Wash all bedding, stuffed animals, and clothes/backpacks that the child has been in contact with recently. Lice typically do not survive longer than 24  hours off of a human host. (Eww! Bluh!) Use the high-heat setting on your clothes dryer, because the water won’t drown them, but the heat will fry them.

Vacuum floors, couches, and anything else you can.

Super clean all hairbrushes! You can find tips from WebMD.

Treatments

The Easiest

If you have a son, shave his head outside and clean those clippers—problem solved. Keep an eye on his head, but this should eliminate the issue if the rest of your house has not been infested. This will work for a daughter as well, but most choose other options or a new, shorter hair cut.

Call a lice removal service.

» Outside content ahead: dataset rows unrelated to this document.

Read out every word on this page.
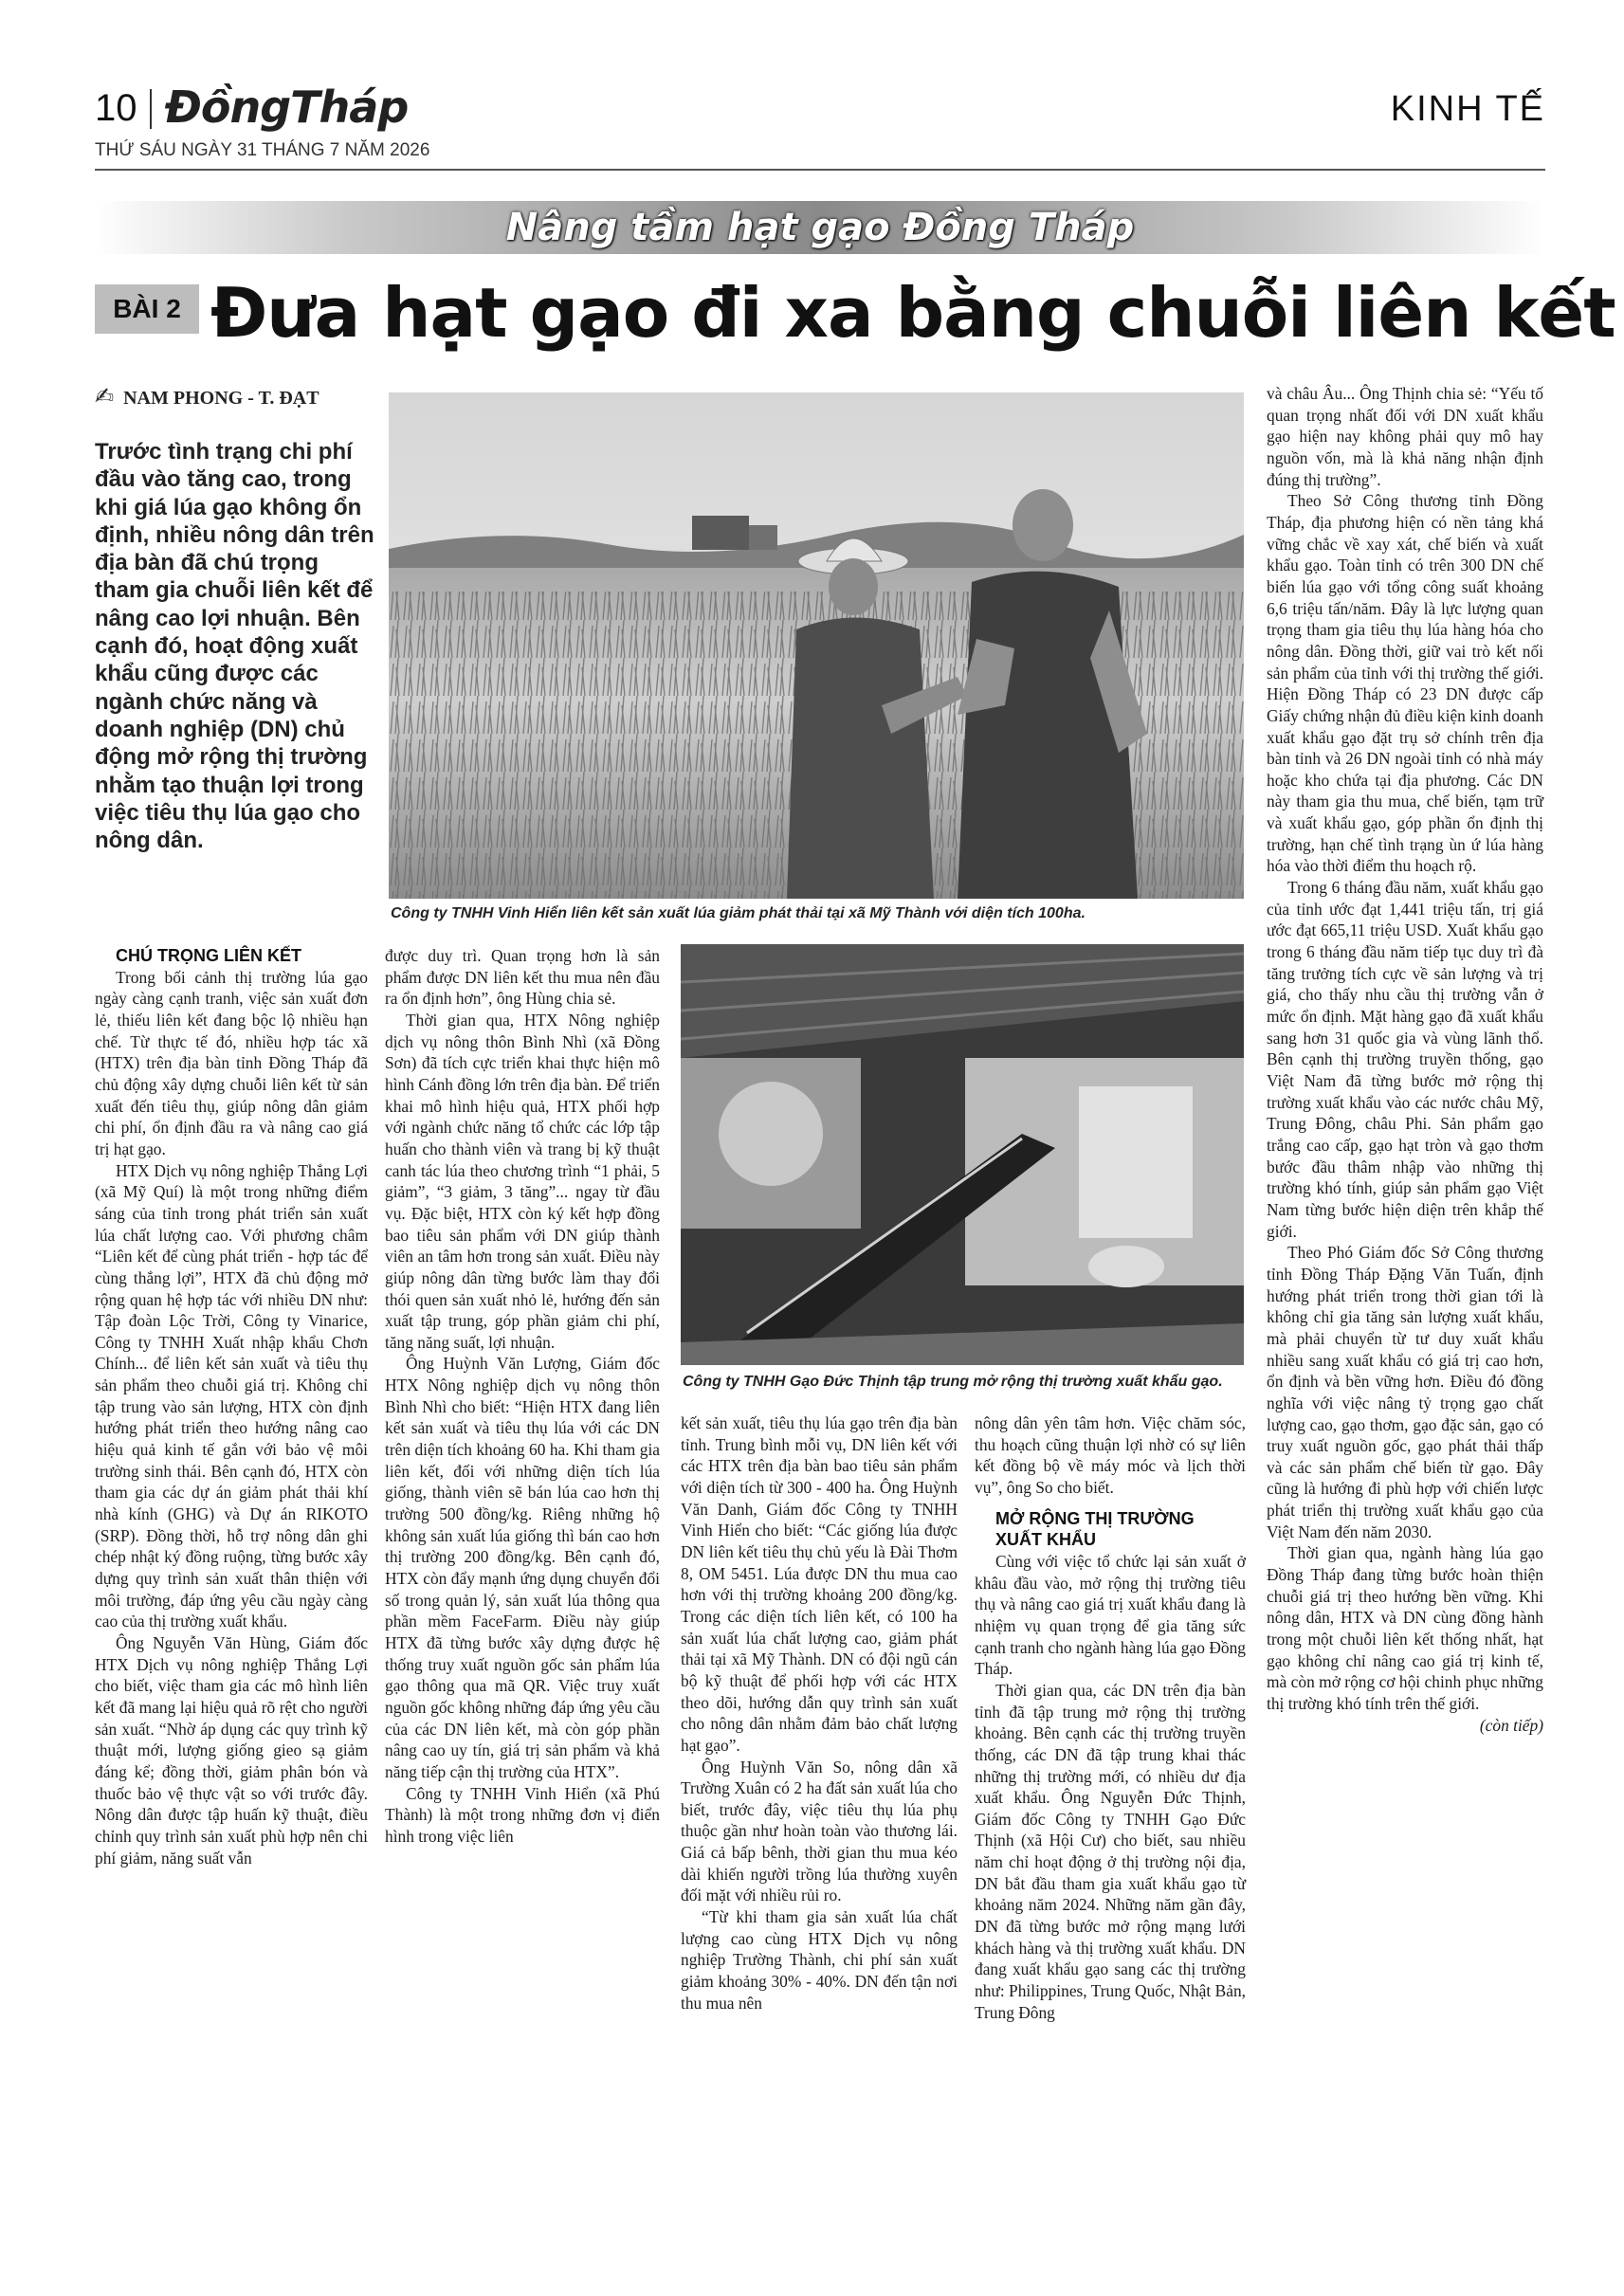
10 ĐồngTháp	KINH TẾ
THỨ SÁU NGÀY 31 THÁNG 7 NĂM 2026
Nâng tầm hạt gạo Đồng Tháp
BÀI 2 Đưa hạt gạo đi xa bằng chuỗi liên kết
✍ NAM PHONG - T. ĐẠT
Trước tình trạng chi phí đầu vào tăng cao, trong khi giá lúa gạo không ổn định, nhiều nông dân trên địa bàn đã chú trọng tham gia chuỗi liên kết để nâng cao lợi nhuận. Bên cạnh đó, hoạt động xuất khẩu cũng được các ngành chức năng và doanh nghiệp (DN) chủ động mở rộng thị trường nhằm tạo thuận lợi trong việc tiêu thụ lúa gạo cho nông dân.
Công ty TNHH Vinh Hiển liên kết sản xuất lúa giảm phát thải tại xã Mỹ Thành với diện tích 100ha.
Công ty TNHH Gạo Đức Thịnh tập trung mở rộng thị trường xuất khẩu gạo.
CHÚ TRỌNG LIÊN KẾT

Trong bối cảnh thị trường lúa gạo ngày càng cạnh tranh, việc sản xuất đơn lẻ, thiếu liên kết đang bộc lộ nhiều hạn chế. Từ thực tế đó, nhiều hợp tác xã (HTX) trên địa bàn tỉnh Đồng Tháp đã chủ động xây dựng chuỗi liên kết từ sản xuất đến tiêu thụ, giúp nông dân giảm chi phí, ổn định đầu ra và nâng cao giá trị hạt gạo.

HTX Dịch vụ nông nghiệp Thắng Lợi (xã Mỹ Quí) là một trong những điểm sáng của tỉnh trong phát triển sản xuất lúa chất lượng cao. Với phương châm “Liên kết để cùng phát triển - hợp tác để cùng thắng lợi”, HTX đã chủ động mở rộng quan hệ hợp tác với nhiều DN như: Tập đoàn Lộc Trời, Công ty Vinarice, Công ty TNHH Xuất nhập khẩu Chơn Chính... để liên kết sản xuất và tiêu thụ sản phẩm theo chuỗi giá trị. Không chỉ tập trung vào sản lượng, HTX còn định hướng phát triển theo hướng nâng cao hiệu quả kinh tế gắn với bảo vệ môi trường sinh thái. Bên cạnh đó, HTX còn tham gia các dự án giảm phát thải khí nhà kính (GHG) và Dự án RIKOTO (SRP). Đồng thời, hỗ trợ nông dân ghi chép nhật ký đồng ruộng, từng bước xây dựng quy trình sản xuất thân thiện với môi trường, đáp ứng yêu cầu ngày càng cao của thị trường xuất khẩu.

Ông Nguyễn Văn Hùng, Giám đốc HTX Dịch vụ nông nghiệp Thắng Lợi cho biết, việc tham gia các mô hình liên kết đã mang lại hiệu quả rõ rệt cho người sản xuất. “Nhờ áp dụng các quy trình kỹ thuật mới, lượng giống gieo sạ giảm đáng kể; đồng thời, giảm phân bón và thuốc bảo vệ thực vật so với trước đây. Nông dân được tập huấn kỹ thuật, điều chỉnh quy trình sản xuất phù hợp nên chi phí giảm, năng suất vẫn

được duy trì. Quan trọng hơn là sản phẩm được DN liên kết thu mua nên đầu ra ổn định hơn”, ông Hùng chia sẻ.

Thời gian qua, HTX Nông nghiệp dịch vụ nông thôn Bình Nhì (xã Đồng Sơn) đã tích cực triển khai thực hiện mô hình Cánh đồng lớn trên địa bàn. Để triển khai mô hình hiệu quả, HTX phối hợp với ngành chức năng tổ chức các lớp tập huấn cho thành viên và trang bị kỹ thuật canh tác lúa theo chương trình “1 phải, 5 giảm”, “3 giảm, 3 tăng”... ngay từ đầu vụ. Đặc biệt, HTX còn ký kết hợp đồng bao tiêu sản phẩm với DN giúp thành viên an tâm hơn trong sản xuất. Điều này giúp nông dân từng bước làm thay đổi thói quen sản xuất nhỏ lẻ, hướng đến sản xuất tập trung, góp phần giảm chi phí, tăng năng suất, lợi nhuận.

Ông Huỳnh Văn Lượng, Giám đốc HTX Nông nghiệp dịch vụ nông thôn Bình Nhì cho biết: “Hiện HTX đang liên kết sản xuất và tiêu thụ lúa với các DN trên diện tích khoảng 60 ha. Khi tham gia liên kết, đối với những diện tích lúa giống, thành viên sẽ bán lúa cao hơn thị trường 500 đồng/kg. Riêng những hộ không sản xuất lúa giống thì bán cao hơn thị trường 200 đồng/kg. Bên cạnh đó, HTX còn đẩy mạnh ứng dụng chuyển đổi số trong quản lý, sản xuất lúa thông qua phần mềm FaceFarm. Điều này giúp HTX đã từng bước xây dựng được hệ thống truy xuất nguồn gốc sản phẩm lúa gạo thông qua mã QR. Việc truy xuất nguồn gốc không những đáp ứng yêu cầu của các DN liên kết, mà còn góp phần nâng cao uy tín, giá trị sản phẩm và khả năng tiếp cận thị trường của HTX”.

Công ty TNHH Vinh Hiển (xã Phú Thành) là một trong những đơn vị điển hình trong việc liên

kết sản xuất, tiêu thụ lúa gạo trên địa bàn tỉnh. Trung bình mỗi vụ, DN liên kết với các HTX trên địa bàn bao tiêu sản phẩm với diện tích từ 300 - 400 ha. Ông Huỳnh Văn Danh, Giám đốc Công ty TNHH Vinh Hiển cho biết: “Các giống lúa được DN liên kết tiêu thụ chủ yếu là Đài Thơm 8, OM 5451. Lúa được DN thu mua cao hơn với thị trường khoảng 200 đồng/kg. Trong các diện tích liên kết, có 100 ha sản xuất lúa chất lượng cao, giảm phát thải tại xã Mỹ Thành. DN có đội ngũ cán bộ kỹ thuật để phối hợp với các HTX theo dõi, hướng dẫn quy trình sản xuất cho nông dân nhằm đảm bảo chất lượng hạt gạo”.

Ông Huỳnh Văn So, nông dân xã Trường Xuân có 2 ha đất sản xuất lúa cho biết, trước đây, việc tiêu thụ lúa phụ thuộc gần như hoàn toàn vào thương lái. Giá cả bấp bênh, thời gian thu mua kéo dài khiến người trồng lúa thường xuyên đối mặt với nhiều rủi ro.

“Từ khi tham gia sản xuất lúa chất lượng cao cùng HTX Dịch vụ nông nghiệp Trường Thành, chi phí sản xuất giảm khoảng 30% - 40%. DN đến tận nơi thu mua nên

nông dân yên tâm hơn. Việc chăm sóc, thu hoạch cũng thuận lợi nhờ có sự liên kết đồng bộ về máy móc và lịch thời vụ”, ông So cho biết.

MỞ RỘNG THỊ TRƯỜNG
XUẤT KHẨU

Cùng với việc tổ chức lại sản xuất ở khâu đầu vào, mở rộng thị trường tiêu thụ và nâng cao giá trị xuất khẩu đang là nhiệm vụ quan trọng để gia tăng sức cạnh tranh cho ngành hàng lúa gạo Đồng Tháp.

Thời gian qua, các DN trên địa bàn tỉnh đã tập trung mở rộng thị trường khoảng. Bên cạnh các thị trường truyền thống, các DN đã tập trung khai thác những thị trường mới, có nhiều dư địa xuất khẩu. Ông Nguyễn Đức Thịnh, Giám đốc Công ty TNHH Gạo Đức Thịnh (xã Hội Cư) cho biết, sau nhiều năm chỉ hoạt động ở thị trường nội địa, DN bắt đầu tham gia xuất khẩu gạo từ khoảng năm 2024. Những năm gần đây, DN đã từng bước mở rộng mạng lưới khách hàng và thị trường xuất khẩu. DN đang xuất khẩu gạo sang các thị trường như: Philippines, Trung Quốc, Nhật Bản, Trung Đông

và châu Âu... Ông Thịnh chia sẻ: “Yếu tố quan trọng nhất đối với DN xuất khẩu gạo hiện nay không phải quy mô hay nguồn vốn, mà là khả năng nhận định đúng thị trường”.

Theo Sở Công thương tỉnh Đồng Tháp, địa phương hiện có nền tảng khá vững chắc về xay xát, chế biến và xuất khẩu gạo. Toàn tỉnh có trên 300 DN chế biến lúa gạo với tổng công suất khoảng 6,6 triệu tấn/năm. Đây là lực lượng quan trọng tham gia tiêu thụ lúa hàng hóa cho nông dân. Đồng thời, giữ vai trò kết nối sản phẩm của tỉnh với thị trường thế giới. Hiện Đồng Tháp có 23 DN được cấp Giấy chứng nhận đủ điều kiện kinh doanh xuất khẩu gạo đặt trụ sở chính trên địa bàn tỉnh và 26 DN ngoài tỉnh có nhà máy hoặc kho chứa tại địa phương. Các DN này tham gia thu mua, chế biến, tạm trữ và xuất khẩu gạo, góp phần ổn định thị trường, hạn chế tình trạng ùn ứ lúa hàng hóa vào thời điểm thu hoạch rộ.

Trong 6 tháng đầu năm, xuất khẩu gạo của tỉnh ước đạt 1,441 triệu tấn, trị giá ước đạt 665,11 triệu USD. Xuất khẩu gạo trong 6 tháng đầu năm tiếp tục duy trì đà tăng trưởng tích cực về sản lượng và trị giá, cho thấy nhu cầu thị trường vẫn ở mức ổn định. Mặt hàng gạo đã xuất khẩu sang hơn 31 quốc gia và vùng lãnh thổ. Bên cạnh thị trường truyền thống, gạo Việt Nam đã từng bước mở rộng thị trường xuất khẩu vào các nước châu Mỹ, Trung Đông, châu Phi. Sản phẩm gạo trắng cao cấp, gạo hạt tròn và gạo thơm bước đầu thâm nhập vào những thị trường khó tính, giúp sản phẩm gạo Việt Nam từng bước hiện diện trên khắp thế giới.

Theo Phó Giám đốc Sở Công thương tỉnh Đồng Tháp Đặng Văn Tuấn, định hướng phát triển trong thời gian tới là không chỉ gia tăng sản lượng xuất khẩu, mà phải chuyển từ tư duy xuất khẩu nhiều sang xuất khẩu có giá trị cao hơn, ổn định và bền vững hơn. Điều đó đồng nghĩa với việc nâng tỷ trọng gạo chất lượng cao, gạo thơm, gạo đặc sản, gạo có truy xuất nguồn gốc, gạo phát thải thấp và các sản phẩm chế biến từ gạo. Đây cũng là hướng đi phù hợp với chiến lược phát triển thị trường xuất khẩu gạo của Việt Nam đến năm 2030.

Thời gian qua, ngành hàng lúa gạo Đồng Tháp đang từng bước hoàn thiện chuỗi giá trị theo hướng bền vững. Khi nông dân, HTX và DN cùng đồng hành trong một chuỗi liên kết thống nhất, hạt gạo không chỉ nâng cao giá trị kinh tế, mà còn mở rộng cơ hội chinh phục những thị trường khó tính trên thế giới.

(còn tiếp)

These things actually exist. If you have the money to do it this, it is your gateway to pest freedom. There are a lot of these services in the Portland area including, Lice Knowing YouNit Picky Lice Removal Services, and The Lice Doctors

If you are not in the Portland area, ask Google or your preferred search engine for your nearest option.

At Home Treatment

There are plenty of chemical treatments that will threaten to poison the six-legged fiends found in any pharmacy, but lice are nasty, mutating vermin. They have begun to develop a resistance to these chemical treatments and the harsh poisons may not kill all the creepers.

There is also the Nuvo Method.

This is a non-chemical treatment using Cetaphil®  or its generic counter-part that shrink wraps and suffocates the sesame-seed sized nuisances. You can find other treatments online, but these are the two I have used and found effective.

It is vital that after performing any treatment that you go through your child’s hair and pick out every nit (lice egg).  Make sure you give your unfortunate little one a book to read or a show to watch (this process takes awhile) and GET THOSE EGGS OUT. Those plastic combs that come with the drug store treatments are crap. They pull out practically nothing. These evil mother lice have glued their eggs to your child’s hair. Get a pair of tweezers and sort through the hair in thin layers. Pull every nit out and smash it onto a paper towel, diaper wipe, or something white, so you know it actually came off.  You do not want a new generation of these things.

Continue to check throughout the next month, every couple of days, to make sure that you didn’t miss any or new ones have appeared. Knowing the life cycle is helpful. Understanding the life cycle of these creatures is helpful to destroying them. The  Minnesota Lice Lady has a helpful graphic here.

~Always, make sure to do the follow up treatment!~

Lice control

Mama Pro Tips

I have three girls and one son (I shaved his head). The three girls shared a room, but the lice never spread. Only one kid got it each time. I may have been a bit OCD about the whole thing, but when we were home, and when they slept, I made all of them and myself wear disposable shower caps. You can purchase  these for about 15 for $1 in the ethnic hair section. These keep bugs from getting in and getting out. I threw them away and gave them a new one each day for about two weeks.

Lice love clean hair, so when we were fighting the ick monsters, I put a little bit of coconut oil in all of our hair and slicked it into pony tails.

For you dear mama, if you dye your hair, how about a root touch up? It should kill anything alive, also blow dry and straighten your hair. Heat blast those suckers and grill them with your straightening iron.

Remember, you are going to make it. Lice is annoying, but it is not dangerous.

Keep in mind your kiddo needs extra love as they deal with this. Try not to make your growing baby feel like a leper. Don’t scream, “Unclean”, or anything similar when they come near you. Put a shower cap on, and hold that kid. This too shall pass, as long as you KILL ALL THE LICE!

Disclaimer: I am not a doctor, but I am a mama who’s been there. These are tips from the trenches.